Growing up on a dairy farm in Wisconsin piqued Dr. Koehler’s interest in science. “I always seemed to be interested in how you might use genetics to breed cows that give more milk or have other desirable traits,” she says. Her farm-nurtured interests prompted her to major in biochemistry in college. She earned a B.S. from Iowa State University and then spent a year studying to become a veterinarian. “But I quickly found that I was more interested in basic research, so I switched back into biochemistry. I studied mitochondria in dairy cattle as part of my work for my master’s degree, and then for my doctorate I worked on developing more general models of how mitochondria function.” Along the way, she also received several Iowa State University Teaching Excellence awards.
Following her graduation in 1995, Dr. Koehler headed abroad for postgraduate work. “I studied with Dr. Gottfried Schatz at the University of Basel, in Switzerland—maybe not so far afield from Wisconsin’s dairy farms after all,” she says. “That’s where I first identified the protein import pathway in yeast that we are continuing to study in order to better understand mitochondrial biogenesis.”
Dr. Koehler moved to UCLA in 1999 and says her BWF award was instrumental in advancing her research. “The award was especially important in enabling me to extend my research into mammalian systems,” she says. “I didn’t have a long track record of working with mice, and so I lacked the preliminary data that the National Institutes of Health and most other granting agencies want to see.
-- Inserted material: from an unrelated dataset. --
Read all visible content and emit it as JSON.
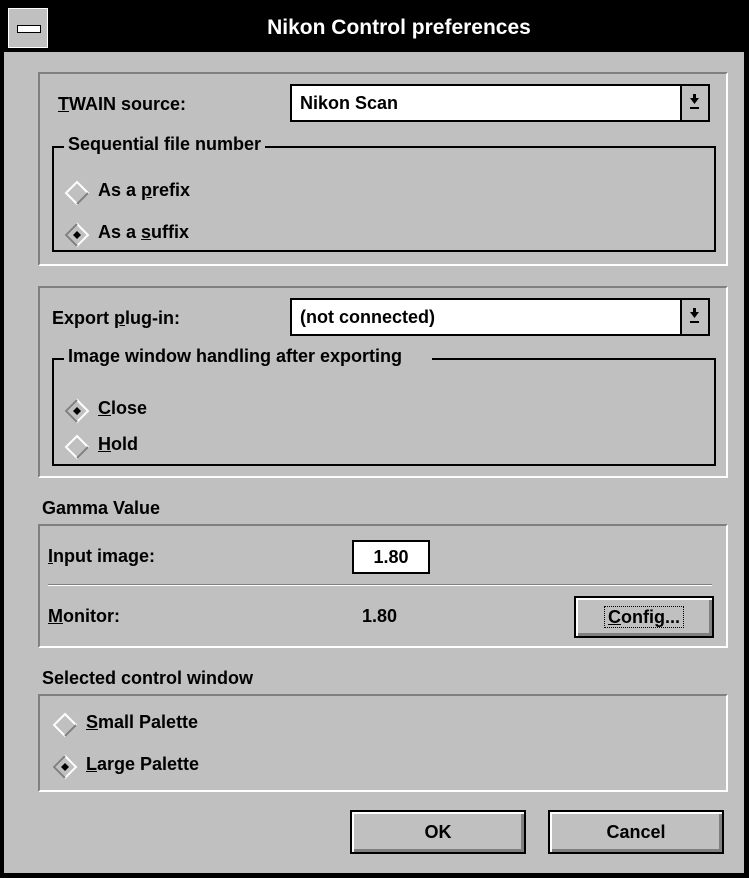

The award let me get my feet wet, based on the promise of my earlier work with yeast. As we’ve steadily gained experimental data, we have been able to win additional funding that will help us to continue these studies.” She now receives support from the National Institutes of Health, the Muscular Dystrophy Association, and the Beckman Foundation, among others.
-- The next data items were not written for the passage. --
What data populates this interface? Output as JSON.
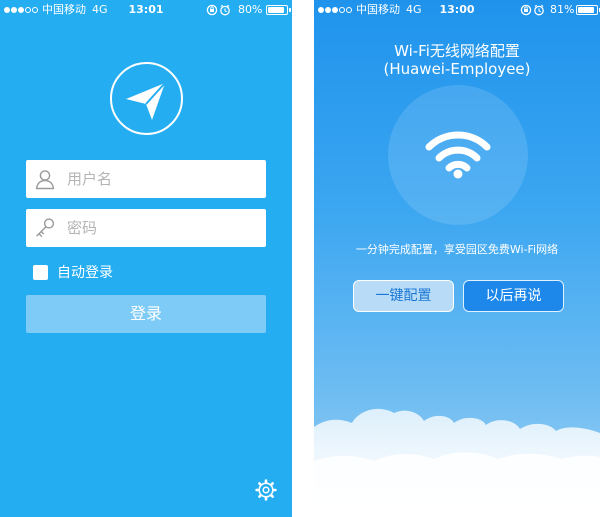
{
  "left_screen": {
    "status_bar": {
      "carrier": "中国移动",
      "network": "4G",
      "time": "13:01",
      "battery": "80%",
      "battery_level": 0.8
    },
    "logo_icon": "paper-plane-icon",
    "username": {
      "icon": "user-icon",
      "placeholder": "用户名"
    },
    "password": {
      "icon": "key-icon",
      "placeholder": "密码"
    },
    "remember_me": {
      "label": "自动登录",
      "checked": false
    },
    "login_button": "登录",
    "settings_icon": "gear-icon"
  },
  "right_screen": {
    "status_bar": {
      "carrier": "中国移动",
      "network": "4G",
      "time": "13:00",
      "battery": "81%",
      "battery_level": 0.81
    },
    "title_line1": "Wi-Fi无线网络配置",
    "title_line2": "(Huawei-Employee)",
    "wifi_icon": "wifi-icon",
    "tagline": "一分钟完成配置，享受园区免费Wi-Fi网络",
    "one_key_button": "一键配置",
    "later_button": "以后再说"
  },
  "colors": {
    "left_background": "#25adf2",
    "right_background_top": "#1f93ec",
    "login_button": "#7dcbf6",
    "one_key_text": "#1b77d4",
    "later_button": "#1d88ea"
  }
}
“BWF’s award has helped me make the critical transition from starting up my own laboratory to becoming an ‘established investigator’ among my peers,” she says. “Based in large part on the research supported by the award, my department has recently nominated me for early tenure.”
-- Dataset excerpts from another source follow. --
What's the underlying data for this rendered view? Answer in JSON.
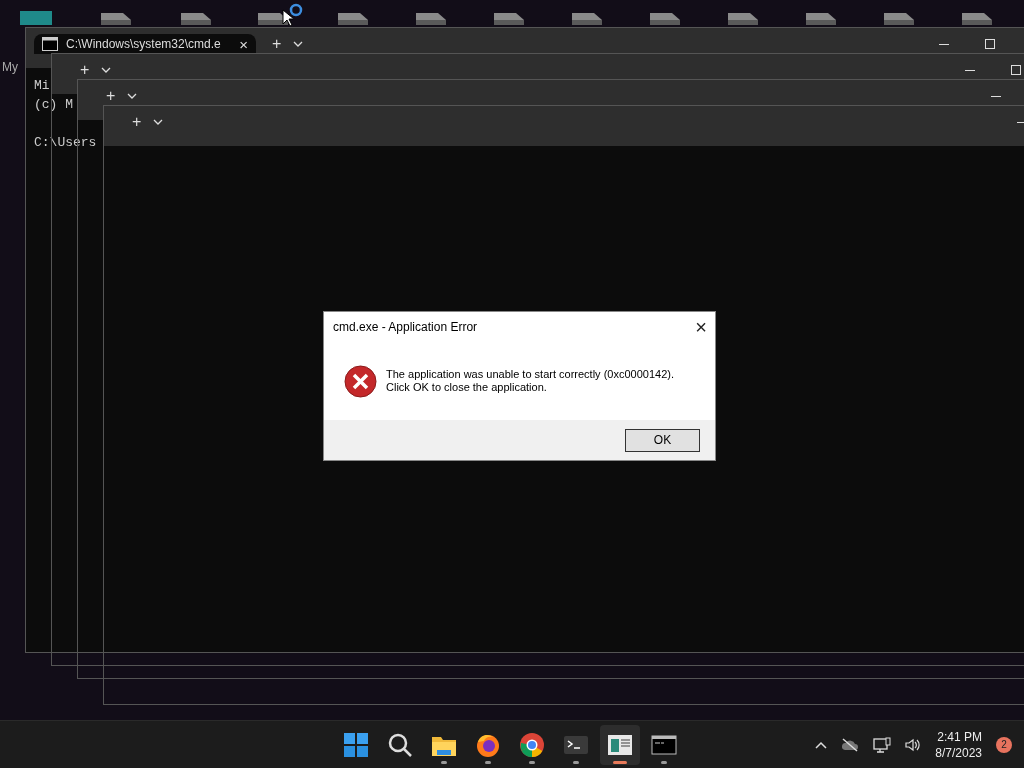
{
  "desktop": {
    "label": "My"
  },
  "windows": [
    {
      "tab": {
        "title": "C:\\Windows\\system32\\cmd.e",
        "close": "×"
      },
      "new_tab": "+",
      "lines": [
        "Mi",
        "(c) M"
      ],
      "prompt": "C:\\Users"
    },
    {
      "new_tab": "+"
    },
    {
      "new_tab": "+"
    },
    {
      "new_tab": "+"
    }
  ],
  "dialog": {
    "title": "cmd.exe - Application Error",
    "close": "×",
    "message": [
      "The application was unable to start correctly (0xc0000142).",
      "Click OK to close the application."
    ],
    "button": "OK"
  },
  "taskbar": {
    "apps": [
      {
        "kind": "start",
        "running": false,
        "selected": false
      },
      {
        "kind": "search",
        "running": false,
        "selected": false
      },
      {
        "kind": "folder",
        "running": true,
        "selected": false
      },
      {
        "kind": "firefox",
        "running": true,
        "selected": false
      },
      {
        "kind": "chrome",
        "running": true,
        "selected": false
      },
      {
        "kind": "terminal",
        "running": true,
        "selected": false
      },
      {
        "kind": "window",
        "running": true,
        "selected": true
      },
      {
        "kind": "cmd",
        "running": true,
        "selected": false
      }
    ],
    "time": "2:41 PM",
    "date": "8/7/2023",
    "notifications": "2"
  }
}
She has reached another milestone as well: “My first four Ph.D. students are now going on to accept postdoctoral positions in other labs,” she says. “I’ll be very interested to watch their continued progress.”
Dr. Koehler stays in high gear both inside and outside the lab. “When I’m not in the lab, I’m usually on my bike,” she says.
Her bicycle has taken her into the world of elite racing: She’s the current national champion in the U.S. Cycling Federation’s Masters Team Pursuit event, which pits four-person teams of riders over age 30 against each other for a two-kilometer race on a cycling track. Not only did her team win, but Dr. Koehler also won the individual championship. In addition, she pedals in national competitions for a team sponsored by Minute Maid and Dasani. “We race to win, of course,” she says. “But we’re also trying to develop some younger women who will go on to ride for the U.S. national team or the Olympic team.”
In the community, Dr. Koehler periodically teaches science to third-graders in an inner-city school. “One of the members of my bike team teaches there, and she told me about the almost total lack of science education offered in her school,” she says. “So I’ve been going into her class and giving the kids presentations on microbiology. They seem to like it—and I know I do.”